Abstract: Vision foundation models, which have demonstrated significant potential in many multimedia applications, are often underutilized in the natural sciences. This is primarily due to mismatches between the nature of domain-specific scientific data and the typical training data used for foundation models, leading to distribution shifts. Scientific data often differ substantially in structure and characteristics, and researchers frequently face the challenge of optimizing model performance with limited labeled data of only a few hundred or thousand images. This work evaluates the performance of vision foundation models in astrophysics, with a focus on identifying the best practices for adapting them to domain-specific datasets. We aim to establish a framework for selecting, fine-tuning, and optimizing these models for common tasks in optical and radio astronomy. We compared multiple foundation models, including self-supervised, weakly supervised, and distillation-based architectures, across two representative optical and radio datasets. Experiments involved different fine-tuning strategies, projector heads, and data preprocessing techniques, with performance evaluated on classification and detection metrics.
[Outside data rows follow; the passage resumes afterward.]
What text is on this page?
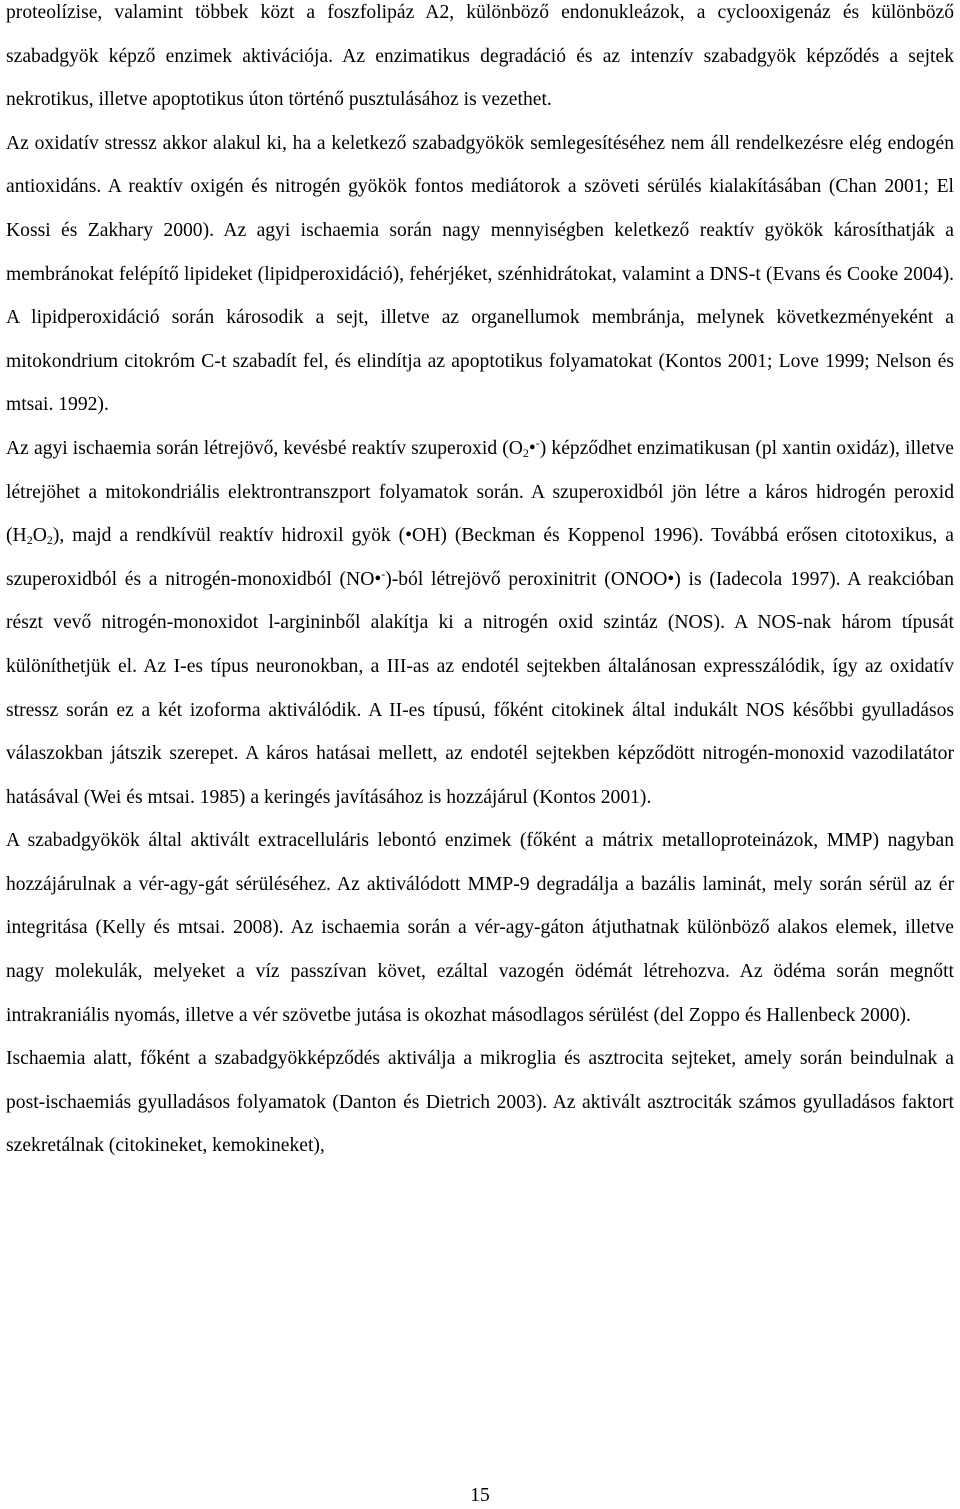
proteolízise, valamint többek közt a foszfolipáz A2, különböző endonukleázok, a cyclooxigenáz és különböző szabadgyök képző enzimek aktivációja. Az enzimatikus degradáció és az intenzív szabadgyök képződés a sejtek nekrotikus, illetve apoptotikus úton történő pusztulásához is vezethet.

Az oxidatív stressz akkor alakul ki, ha a keletkező szabadgyökök semlegesítéséhez nem áll rendelkezésre elég endogén antioxidáns. A reaktív oxigén és nitrogén gyökök fontos mediátorok a szöveti sérülés kialakításában (Chan 2001; El Kossi és Zakhary 2000). Az agyi ischaemia során nagy mennyiségben keletkező reaktív gyökök károsíthatják a membránokat felépítő lipideket (lipidperoxidáció), fehérjéket, szénhidrátokat, valamint a DNS-t (Evans és Cooke 2004). A lipidperoxidáció során károsodik a sejt, illetve az organellumok membránja, melynek következményeként a mitokondrium citokróm C-t szabadít fel, és elindítja az apoptotikus folyamatokat (Kontos 2001; Love 1999; Nelson és mtsai. 1992).

Az agyi ischaemia során létrejövő, kevésbé reaktív szuperoxid $(O_2•^-)$ képződhet enzimatikusan (pl xantin oxidáz), illetve létrejöhet a mitokondriális elektrontranszport folyamatok során. A szuperoxidból jön létre a káros hidrogén peroxid $(H_2O_2)$, majd a rendkívül reaktív hidroxil gyök (•OH) (Beckman és Koppenol 1996). Továbbá erősen citotoxikus, a szuperoxidból és a nitrogén-monoxidból (NO•-)-ból létrejövő peroxinitrit (ONOO•) is (Iadecola 1997). A reakcióban részt vevő nitrogén-monoxidot l-argininből alakítja ki a nitrogén oxid szintáz (NOS). A NOS-nak három típusát különíthetjük el. Az I-es típus neuronokban, a III-as az endotél sejtekben általánosan expresszálódik, így az oxidatív stressz során ez a két izoforma aktiválódik. A II-es típusú, főként citokinek által indukált NOS későbbi gyulladásos válaszokban játszik szerepet. A káros hatásai mellett, az endotél sejtekben képződött nitrogén-monoxid vazodilatátor hatásával (Wei és mtsai. 1985) a keringés javításához is hozzájárul (Kontos 2001).

A szabadgyökök által aktivált extracelluláris lebontó enzimek (főként a mátrix metalloproteinázok, MMP) nagyban hozzájárulnak a vér-agy-gát sérüléséhez. Az aktiválódott MMP-9 degradálja a bazális laminát, mely során sérül az ér integritása (Kelly és mtsai. 2008). Az ischaemia során a vér-agy-gáton átjuthatnak különböző alakos elemek, illetve nagy molekulák, melyeket a víz passzívan követ, ezáltal vazogén ödémát létrehozva. Az ödéma során megnőtt intrakraniális nyomás, illetve a vér szövetbe jutása is okozhat másodlagos sérülést (del Zoppo és Hallenbeck 2000).

Ischaemia alatt, főként a szabadgyökképződés aktiválja a mikroglia és asztrocita sejteket, amely során beindulnak a post-ischaemiás gyulladásos folyamatok (Danton és Dietrich 2003). Az aktivált asztrociták számos gyulladásos faktort szekretálnak (citokineket, kemokineket),

15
Features extracted by specific foundation models improved classification accuracy for optical galaxy images compared to conventional supervised training. Similarly, these models achieved equivalent or superior performance in object detection tasks with radio images. However, classification performance for radio galaxy images was generally poor, often falling short of supervised approaches. These findings demonstrate that vision foundation models can be effectively adapted to astrophysical applications, provided practitioners iterate on model selection, training strategies, and data handling.